Deadpool’s two outings (not counting his *ahem* head-scratching depiction in the less than stellar X-Men Origins: Wolverine) rank second and third in all-time box office grosses for R-rated features – beat only by Todd Phillips’ Joker – so it was a no-brainer to bring Deadpool into the MCU, which is a point Ryan Reynolds and super producer Kevin Feige might have hammered home to Disney, if it they even needed it to begin with. While Marvel have promised that Deadpool will maintain his violent, potty-mouthed ways, they also made it quite clear that they wanted to do things their way, which first meant hiring Bob’s Burgers writers and sisters Lizzie Molyneux-Loeglin and Wendy Molyneux, over writing duo Rhett Reese and Paul Wernick who penned the first two films (Reynolds also received a writing credit for Deadpool 2). Now, they have found their director in Montreal filmmaker Shawn Levy, who, upon reflection, is the perfect choice for a number of reasons. 
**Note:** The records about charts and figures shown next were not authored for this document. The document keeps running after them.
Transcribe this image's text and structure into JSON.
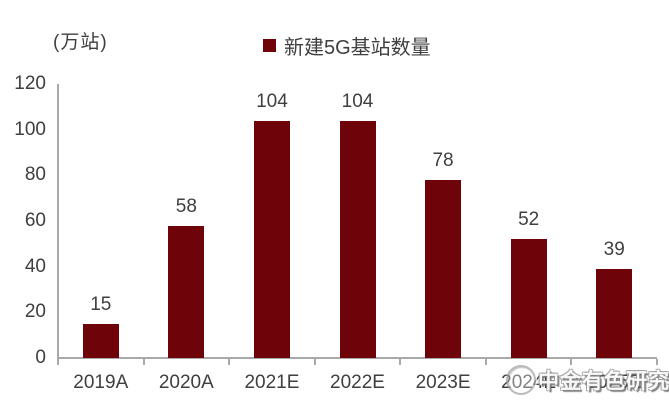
{
  "unit_label": "(万站)",
  "legend": {
    "label": "新建5G基站数量",
    "marker_color": "#6e0409"
  },
  "watermark": {
    "text": "中金有色研究"
  },
  "colors": {
    "bar": "#6e0409",
    "text": "#3f3f3f",
    "axis": "#a9a9a9"
  },
  "chart_data": {
    "type": "bar",
    "title": "",
    "series_name": "新建5G基站数量",
    "categories": [
      "2019A",
      "2020A",
      "2021E",
      "2022E",
      "2023E",
      "2024E",
      "2025E"
    ],
    "values": [
      15,
      58,
      104,
      104,
      78,
      52,
      39
    ],
    "xlabel": "",
    "ylabel": "(万站)",
    "ylim": [
      0,
      120
    ],
    "ytick_step": 20,
    "yticks": [
      0,
      20,
      40,
      60,
      80,
      100,
      120
    ],
    "grid": false,
    "legend_position": "top-center",
    "bar_color": "#6e0409",
    "value_labels_shown": true
  }
}
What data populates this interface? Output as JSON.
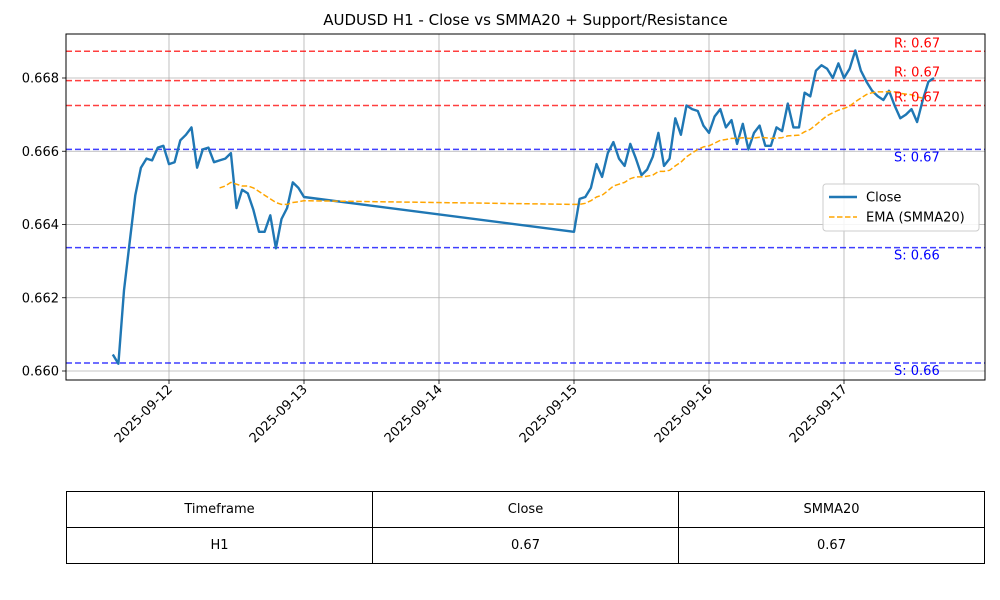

For one, Reynolds and Levy have established a strong chemistry lately, first working together on surprise hit Free Guy, a film which even I had low expectations for but turned out to be one of the more inspired features of both their careers, not to mention turning a tidy profit while still in the midst of a pandemic. Barely seven months later, the duo’s second collaborative effort, Netflix production The Adam Project, has released to largely positive (if occasionally mixed) reviews, and it is also worth noting that it is hardly a coincidence that the announcement of Levy’s hiring coincides with the release of his latest movie. With Levy in the best creative flow of his career while finding something of a muse in Reynolds, there is a lot to be excited about as they bring Deadpool into the MCU.

The only question now, apart from potential returning cast (especially Josh Brolin as Cable, who also played the villainous Thanos in the MCU), is how Marvel will introduce Deadpool into the MCU, but there are already rumours that he will appear in the upcoming Doctor Strange in the Multiverse of Madness. This is said to be the movie that will bring the X-Men into the MCU, and for good reason too Patrick Stewart’s Professor X has been all but confirmed in the film’s recent trailer, but many questions still remain, including if Deadpool will factor given how X-Men-adjacent he is. With the runaway success of Spider-Man: No Way Home proving that such a level of wish fulfillment is a powerful box office motivator for audiences despite an ongoing pandemic, there is a good chance we see the Merc with a Mouth at some capacity before Levy’s threequel hits theatres.